Like the regression method, matching and propensity-based methods can still be biased if we still have some difference in unobserved factors that affect conversion. For exact matching, if two users have the same observed factors then the decision of whether to advertise to them or not might be the same for both. Likewise for propensity methods, there is a risk that propensities will gravitate towards 0 or 1, since “sophisticated ad-targeting systems aim for ad exposure that is deterministic and based on a machine-learning algorithm. In the limit, such ad-targeting systems would completely eliminate any random variation in exposure”. While Facebook does identify variation in treatment that is plausibly not correlated with conversion likelihood, their empirical results suggest that the bias remains and there is still a selection effect where the treated population is intrinsically more likely to convert than the untreated population.

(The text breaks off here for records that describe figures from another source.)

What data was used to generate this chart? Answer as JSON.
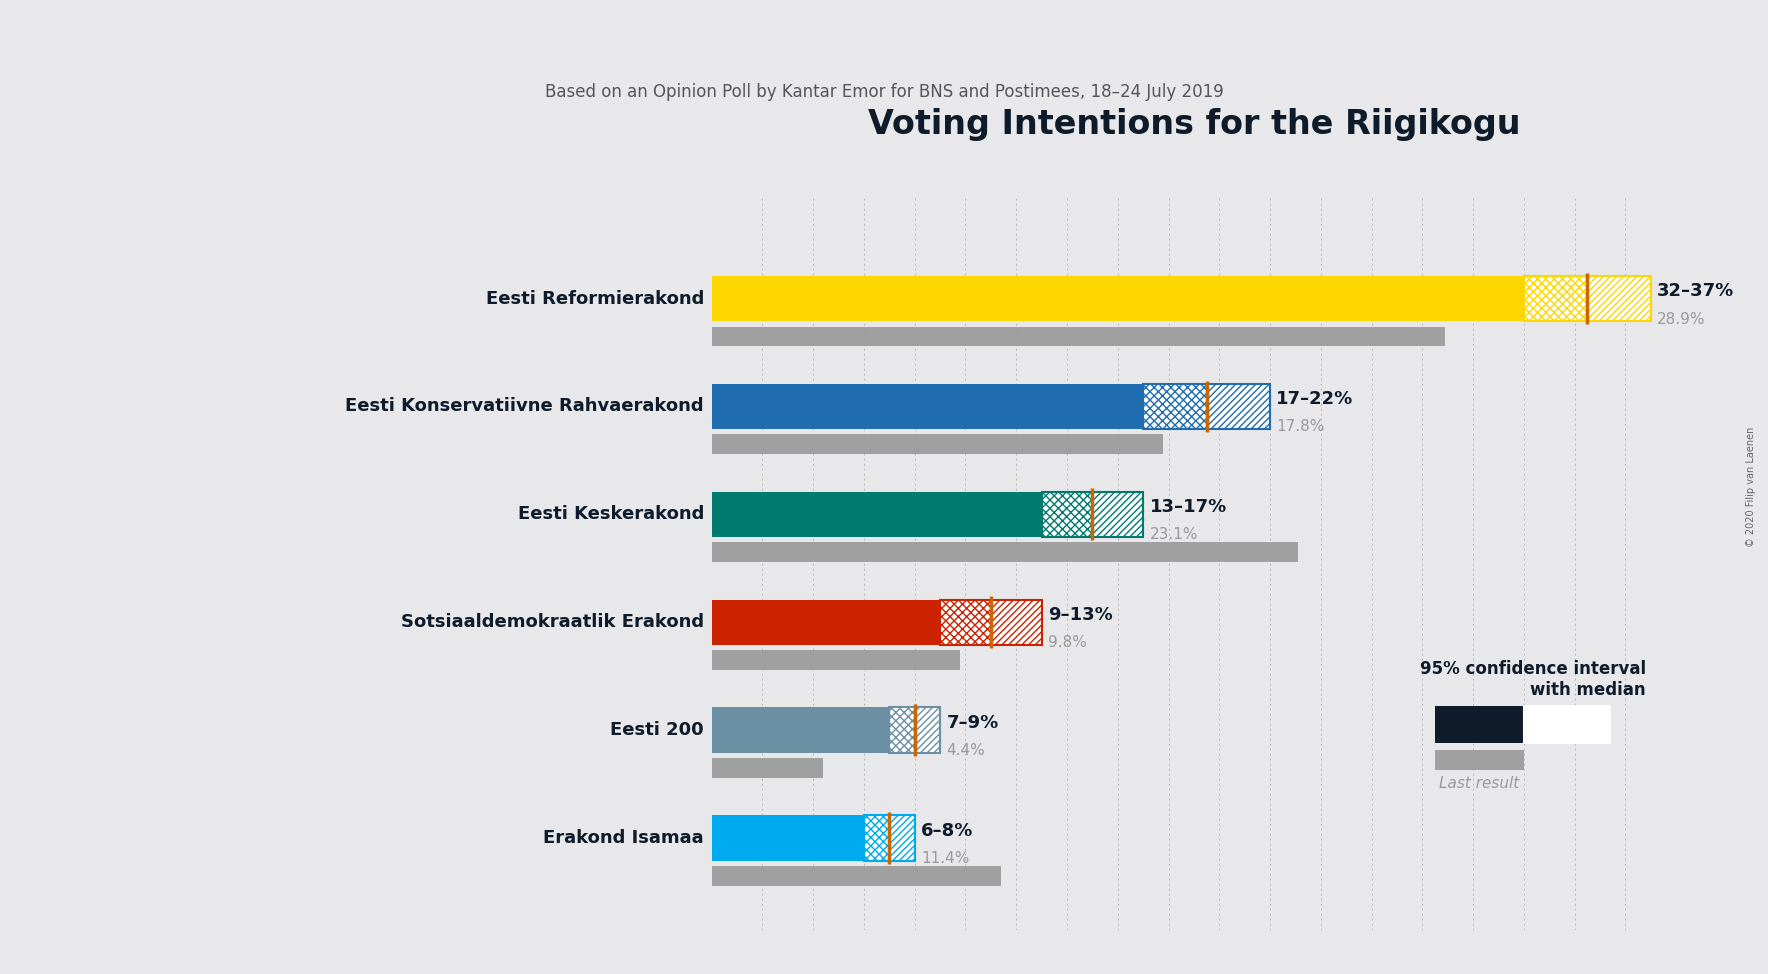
{
  "title": "Voting Intentions for the Riigikogu",
  "subtitle": "Based on an Opinion Poll by Kantar Emor for BNS and Postimees, 18–24 July 2019",
  "copyright": "© 2020 Filip van Laenen",
  "background_color": "#e8e8ea",
  "parties": [
    {
      "name": "Eesti Reformierakond",
      "ci_low": 32,
      "ci_high": 37,
      "median": 34.5,
      "last_result": 28.9,
      "color": "#FFD700",
      "label": "32–37%",
      "last_label": "28.9%"
    },
    {
      "name": "Eesti Konservatiivne Rahvaerakond",
      "ci_low": 17,
      "ci_high": 22,
      "median": 19.5,
      "last_result": 17.8,
      "color": "#1F6CB0",
      "label": "17–22%",
      "last_label": "17.8%"
    },
    {
      "name": "Eesti Keskerakond",
      "ci_low": 13,
      "ci_high": 17,
      "median": 15.0,
      "last_result": 23.1,
      "color": "#007A6E",
      "label": "13–17%",
      "last_label": "23.1%"
    },
    {
      "name": "Sotsiaaldemokraatlik Erakond",
      "ci_low": 9,
      "ci_high": 13,
      "median": 11.0,
      "last_result": 9.8,
      "color": "#CC2200",
      "label": "9–13%",
      "last_label": "9.8%"
    },
    {
      "name": "Eesti 200",
      "ci_low": 7,
      "ci_high": 9,
      "median": 8.0,
      "last_result": 4.4,
      "color": "#6B8FA3",
      "label": "7–9%",
      "last_label": "4.4%"
    },
    {
      "name": "Erakond Isamaa",
      "ci_low": 6,
      "ci_high": 8,
      "median": 7.0,
      "last_result": 11.4,
      "color": "#00AAEE",
      "label": "6–8%",
      "last_label": "11.4%"
    }
  ],
  "median_line_color": "#CC6600",
  "last_result_color": "#999999",
  "xlim_max": 38,
  "legend_ci_color": "#0D1B2A",
  "legend_last_color": "#999999",
  "grid_color": "#555555",
  "text_color": "#0D1B2A",
  "subtitle_color": "#555555"
}
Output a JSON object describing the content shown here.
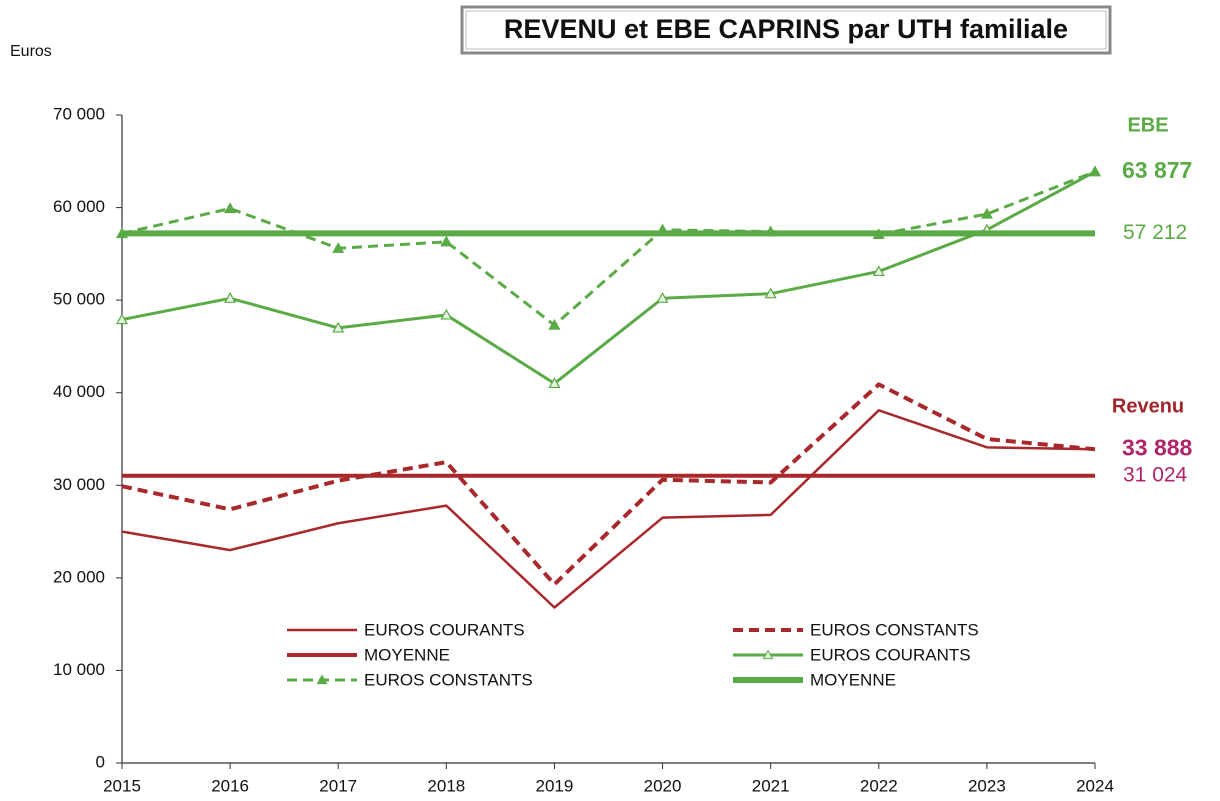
{
  "chart_data": {
    "type": "line",
    "title": "REVENU et EBE CAPRINS par UTH familiale",
    "y_label": "Euros",
    "x": [
      2015,
      2016,
      2017,
      2018,
      2019,
      2020,
      2021,
      2022,
      2023,
      2024
    ],
    "xlim": [
      2015,
      2024
    ],
    "xticks": [
      2015,
      2016,
      2017,
      2018,
      2019,
      2020,
      2021,
      2022,
      2023,
      2024
    ],
    "ylim": [
      0,
      70000
    ],
    "yticks": [
      0,
      {
        "value": 10000,
        "label": "10 000"
      },
      {
        "value": 20000,
        "label": "20 000"
      },
      {
        "value": 30000,
        "label": "30 000"
      },
      {
        "value": 40000,
        "label": "40 000"
      },
      {
        "value": 50000,
        "label": "50 000"
      },
      {
        "value": 60000,
        "label": "60 000"
      },
      {
        "value": 70000,
        "label": "70 000"
      }
    ],
    "grid": false,
    "series": [
      {
        "name": "EUROS COURANTS",
        "color": "#a8282c",
        "dash": "solid",
        "width": 2.5,
        "marker": "none",
        "values": [
          25000,
          23000,
          25900,
          27800,
          16800,
          26500,
          26800,
          38100,
          34100,
          33888
        ]
      },
      {
        "name": "EUROS CONSTANTS",
        "color": "#a8282c",
        "dash": "dashed",
        "width": 4,
        "marker": "none",
        "values": [
          29900,
          27400,
          30500,
          32500,
          19300,
          30600,
          30300,
          40900,
          35000,
          33888
        ]
      },
      {
        "name": "MOYENNE",
        "color": "#a8282c",
        "dash": "solid",
        "width": 4,
        "marker": "none",
        "values": [
          31024,
          31024,
          31024,
          31024,
          31024,
          31024,
          31024,
          31024,
          31024,
          31024
        ]
      },
      {
        "name": "EUROS COURANTS",
        "color": "#5aaa46",
        "dash": "solid",
        "width": 3,
        "marker": "triangle-open",
        "values": [
          47900,
          50200,
          47000,
          48400,
          41000,
          50200,
          50700,
          53100,
          57600,
          63877
        ]
      },
      {
        "name": "EUROS CONSTANTS",
        "color": "#5aaa46",
        "dash": "dashed",
        "width": 3,
        "marker": "triangle",
        "values": [
          57200,
          59900,
          55600,
          56300,
          47300,
          57600,
          57400,
          57100,
          59300,
          63877
        ]
      },
      {
        "name": "MOYENNE",
        "color": "#5aaa46",
        "dash": "solid",
        "width": 6,
        "marker": "none",
        "values": [
          57212,
          57212,
          57212,
          57212,
          57212,
          57212,
          57212,
          57212,
          57212,
          57212
        ]
      }
    ],
    "annotations": [
      {
        "text": "EBE",
        "color": "#5aaa46",
        "bold": true
      },
      {
        "label": "63 877",
        "value": 63877,
        "color": "#5aaa46",
        "bold": true
      },
      {
        "label": "57 212",
        "value": 57212,
        "color": "#5aaa46",
        "bold": false
      },
      {
        "text": "Revenu",
        "color": "#a0262a",
        "bold": true
      },
      {
        "label": "33 888",
        "value": 33888,
        "color": "#b0246b",
        "bold": true
      },
      {
        "label": "31 024",
        "value": 31024,
        "color": "#b0246b",
        "bold": false
      }
    ]
  }
}
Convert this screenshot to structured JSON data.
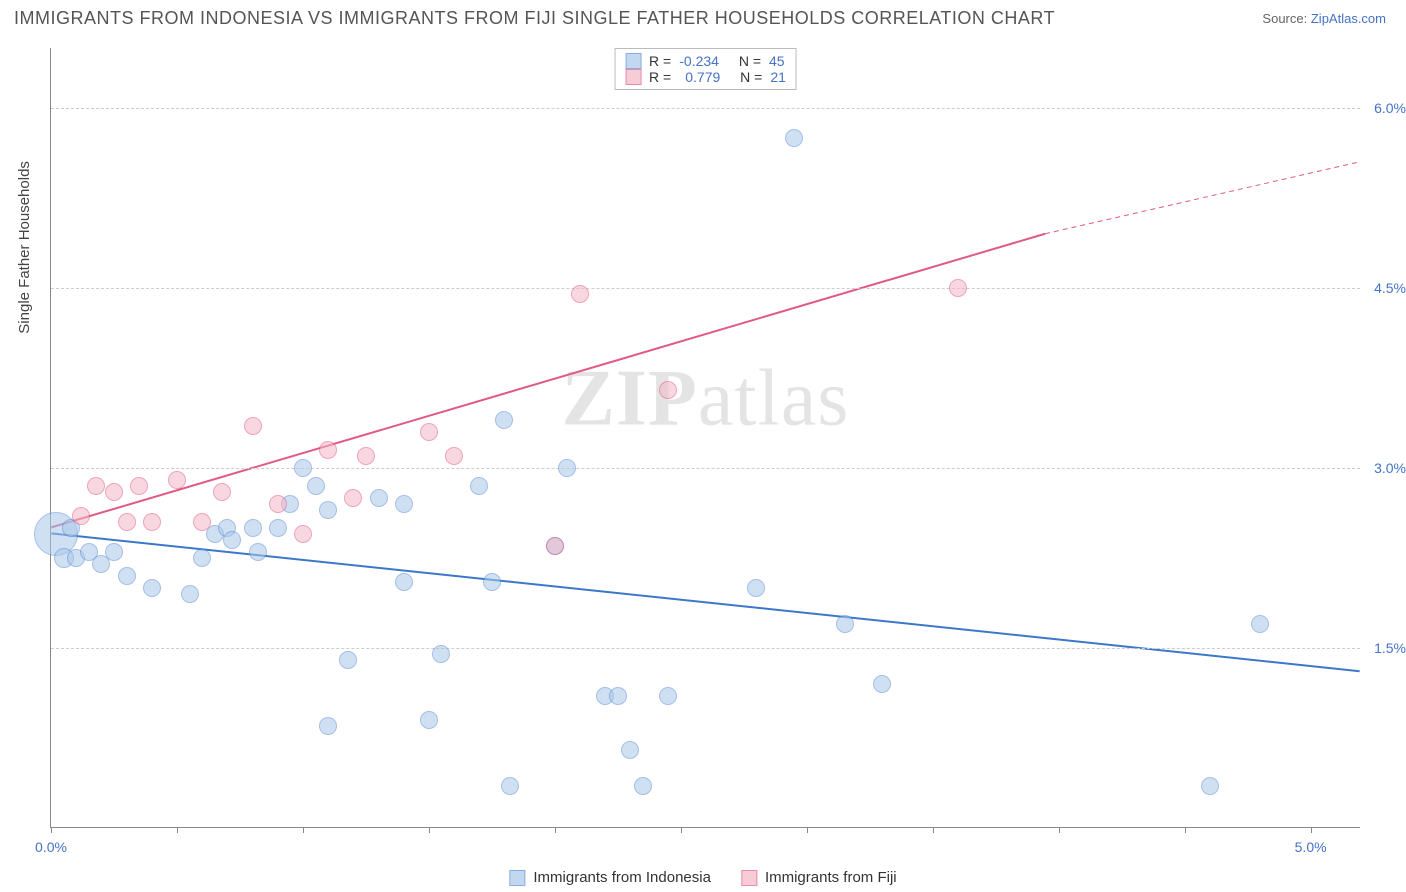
{
  "header": {
    "title": "IMMIGRANTS FROM INDONESIA VS IMMIGRANTS FROM FIJI SINGLE FATHER HOUSEHOLDS CORRELATION CHART",
    "source_label": "Source:",
    "source_link": "ZipAtlas.com"
  },
  "chart": {
    "type": "scatter",
    "xlim": [
      0,
      5.2
    ],
    "ylim": [
      0,
      6.5
    ],
    "xticks_major": [
      0.0,
      5.0
    ],
    "xticks_minor": [
      0.5,
      1.0,
      1.5,
      2.0,
      2.5,
      3.0,
      3.5,
      4.0,
      4.5
    ],
    "yticks": [
      1.5,
      3.0,
      4.5,
      6.0
    ],
    "ylabel": "Single Father Households",
    "background_color": "#ffffff",
    "grid_color": "#cccccc",
    "axis_color": "#888888",
    "tick_label_color": "#4472c4",
    "watermark": "ZIPatlas"
  },
  "series": {
    "indonesia": {
      "label": "Immigrants from Indonesia",
      "color_fill": "#a9c7ea",
      "color_stroke": "#5b8bd0",
      "fill_opacity": 0.55,
      "marker_radius": 9,
      "reg_line": {
        "x1": 0.0,
        "y1": 2.45,
        "x2": 5.2,
        "y2": 1.3,
        "color": "#3b78c9",
        "width": 2
      },
      "R": "-0.234",
      "N": "45",
      "points": [
        {
          "x": 0.02,
          "y": 2.45,
          "r": 22
        },
        {
          "x": 0.05,
          "y": 2.25,
          "r": 10
        },
        {
          "x": 0.08,
          "y": 2.5,
          "r": 9
        },
        {
          "x": 0.1,
          "y": 2.25,
          "r": 9
        },
        {
          "x": 0.15,
          "y": 2.3,
          "r": 9
        },
        {
          "x": 0.2,
          "y": 2.2,
          "r": 9
        },
        {
          "x": 0.25,
          "y": 2.3,
          "r": 9
        },
        {
          "x": 0.3,
          "y": 2.1,
          "r": 9
        },
        {
          "x": 0.4,
          "y": 2.0,
          "r": 9
        },
        {
          "x": 0.55,
          "y": 1.95,
          "r": 9
        },
        {
          "x": 0.6,
          "y": 2.25,
          "r": 9
        },
        {
          "x": 0.65,
          "y": 2.45,
          "r": 9
        },
        {
          "x": 0.7,
          "y": 2.5,
          "r": 9
        },
        {
          "x": 0.72,
          "y": 2.4,
          "r": 9
        },
        {
          "x": 0.8,
          "y": 2.5,
          "r": 9
        },
        {
          "x": 0.82,
          "y": 2.3,
          "r": 9
        },
        {
          "x": 0.9,
          "y": 2.5,
          "r": 9
        },
        {
          "x": 0.95,
          "y": 2.7,
          "r": 9
        },
        {
          "x": 1.0,
          "y": 3.0,
          "r": 9
        },
        {
          "x": 1.05,
          "y": 2.85,
          "r": 9
        },
        {
          "x": 1.1,
          "y": 2.65,
          "r": 9
        },
        {
          "x": 1.1,
          "y": 0.85,
          "r": 9
        },
        {
          "x": 1.18,
          "y": 1.4,
          "r": 9
        },
        {
          "x": 1.3,
          "y": 2.75,
          "r": 9
        },
        {
          "x": 1.4,
          "y": 2.7,
          "r": 9
        },
        {
          "x": 1.4,
          "y": 2.05,
          "r": 9
        },
        {
          "x": 1.5,
          "y": 0.9,
          "r": 9
        },
        {
          "x": 1.55,
          "y": 1.45,
          "r": 9
        },
        {
          "x": 1.7,
          "y": 2.85,
          "r": 9
        },
        {
          "x": 1.75,
          "y": 2.05,
          "r": 9
        },
        {
          "x": 1.8,
          "y": 3.4,
          "r": 9
        },
        {
          "x": 1.82,
          "y": 0.35,
          "r": 9
        },
        {
          "x": 2.0,
          "y": 2.35,
          "r": 9
        },
        {
          "x": 2.05,
          "y": 3.0,
          "r": 9
        },
        {
          "x": 2.2,
          "y": 1.1,
          "r": 9
        },
        {
          "x": 2.25,
          "y": 1.1,
          "r": 9
        },
        {
          "x": 2.35,
          "y": 0.35,
          "r": 9
        },
        {
          "x": 2.45,
          "y": 1.1,
          "r": 9
        },
        {
          "x": 2.3,
          "y": 0.65,
          "r": 9
        },
        {
          "x": 2.8,
          "y": 2.0,
          "r": 9
        },
        {
          "x": 2.95,
          "y": 5.75,
          "r": 9
        },
        {
          "x": 3.15,
          "y": 1.7,
          "r": 9
        },
        {
          "x": 3.3,
          "y": 1.2,
          "r": 9
        },
        {
          "x": 4.6,
          "y": 0.35,
          "r": 9
        },
        {
          "x": 4.8,
          "y": 1.7,
          "r": 9
        }
      ]
    },
    "fiji": {
      "label": "Immigrants from Fiji",
      "color_fill": "#f3b7c7",
      "color_stroke": "#e05a84",
      "fill_opacity": 0.55,
      "marker_radius": 9,
      "reg_line_solid": {
        "x1": 0.0,
        "y1": 2.5,
        "x2": 3.95,
        "y2": 4.95,
        "color": "#e05a84",
        "width": 2
      },
      "reg_line_dash": {
        "x1": 3.95,
        "y1": 4.95,
        "x2": 5.2,
        "y2": 5.55,
        "color": "#e05a84",
        "width": 1
      },
      "R": "0.779",
      "N": "21",
      "points": [
        {
          "x": 0.12,
          "y": 2.6,
          "r": 9
        },
        {
          "x": 0.18,
          "y": 2.85,
          "r": 9
        },
        {
          "x": 0.25,
          "y": 2.8,
          "r": 9
        },
        {
          "x": 0.3,
          "y": 2.55,
          "r": 9
        },
        {
          "x": 0.35,
          "y": 2.85,
          "r": 9
        },
        {
          "x": 0.4,
          "y": 2.55,
          "r": 9
        },
        {
          "x": 0.5,
          "y": 2.9,
          "r": 9
        },
        {
          "x": 0.6,
          "y": 2.55,
          "r": 9
        },
        {
          "x": 0.68,
          "y": 2.8,
          "r": 9
        },
        {
          "x": 0.8,
          "y": 3.35,
          "r": 9
        },
        {
          "x": 0.9,
          "y": 2.7,
          "r": 9
        },
        {
          "x": 1.0,
          "y": 2.45,
          "r": 9
        },
        {
          "x": 1.1,
          "y": 3.15,
          "r": 9
        },
        {
          "x": 1.2,
          "y": 2.75,
          "r": 9
        },
        {
          "x": 1.25,
          "y": 3.1,
          "r": 9
        },
        {
          "x": 1.5,
          "y": 3.3,
          "r": 9
        },
        {
          "x": 1.6,
          "y": 3.1,
          "r": 9
        },
        {
          "x": 2.0,
          "y": 2.35,
          "r": 9
        },
        {
          "x": 2.1,
          "y": 4.45,
          "r": 9
        },
        {
          "x": 2.45,
          "y": 3.65,
          "r": 9
        },
        {
          "x": 3.6,
          "y": 4.5,
          "r": 9
        }
      ]
    }
  },
  "legend_top": {
    "r_label": "R =",
    "n_label": "N ="
  },
  "legend_bottom": {
    "items": [
      "indonesia",
      "fiji"
    ]
  }
}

Google has a useful guide in which they also highlight that selection bias “perhaps represents the largest hurdle to [these types of models] providing valid estimates of advertising effectiveness” [3]. They cover a few types of selection bias, including “ad targeting as the ads are targeting a segment of the population which has already shown an interest in the product” such that the “underlying interest or demand of the targeted population is not observable and not included in the model”.
The rest of us are in a much worse position than Facebook was for their study. We do not have the same accuracy of user tracking or depth of user-level features. Omitted variable bias could be much more severe, and if our only data variation is time periods then we have few data points relative to the high number of features we would ideally like to include.
In summary
In this post I wanted to get two points across. Firstly, incremental revenue from advertising campaigns is likely substantially lower than non-incremental revenue, such that incrementality or lift measurement is an essential problem for advertisers. Secondly, observational measurement is wildly inaccurate relative to randomized control trials.
Now that I’ve laid the groundwork, my next post will cover some technical challenges that persist even when we can run randomized trials, and the post after will discuss organizational or strategic challenges that further complicate decision-making.
[1] Blake, T., Nosko, C., & Tadelis, S. (2015). Consumer Heterogeneity and Paid Search Effectiveness: A Large-Scale Field Experiment: Paid Search Effectiveness. Econometrica, 83, 155-174.
[2] Gordon, B.R., Zettelmeyer, F., Bhargava, N., & Chapsky, D. (2018). A Comparison of Approaches to Advertising Measurement: Evidence from Big Field Experiments at Facebook. Managerial Marketing eJournal.
[3] Chan, D., & Perry, M. (2017). Challenges and Opportunities in Media Mix Modeling.
We will set aside the case of users arriving after multiple advertisements. Most commonly we attribute the entire revenue to the last advertisement the user interacted with or saw, a method known as last-touch attribution.
Bidding higher is one way to increase program size. Another is to bid under more conditions, since platforms typically support keyword, geography, and demographic conditions. In a way, bidding more widely is a special case of bidding higher, by increasing bids from 0 to some non-zero positive amount.
Shout-out to Dimitriy Masterov for teaching me (and many others!) about these experiments.
This is lift across the entire Intent to Treat (ITT) population, as opposed to lift purely on the actually treated population. The paper includes both types of lift estimates.
Frankly, I wonder if the results would be favourable enough for them to want to share them even if they could.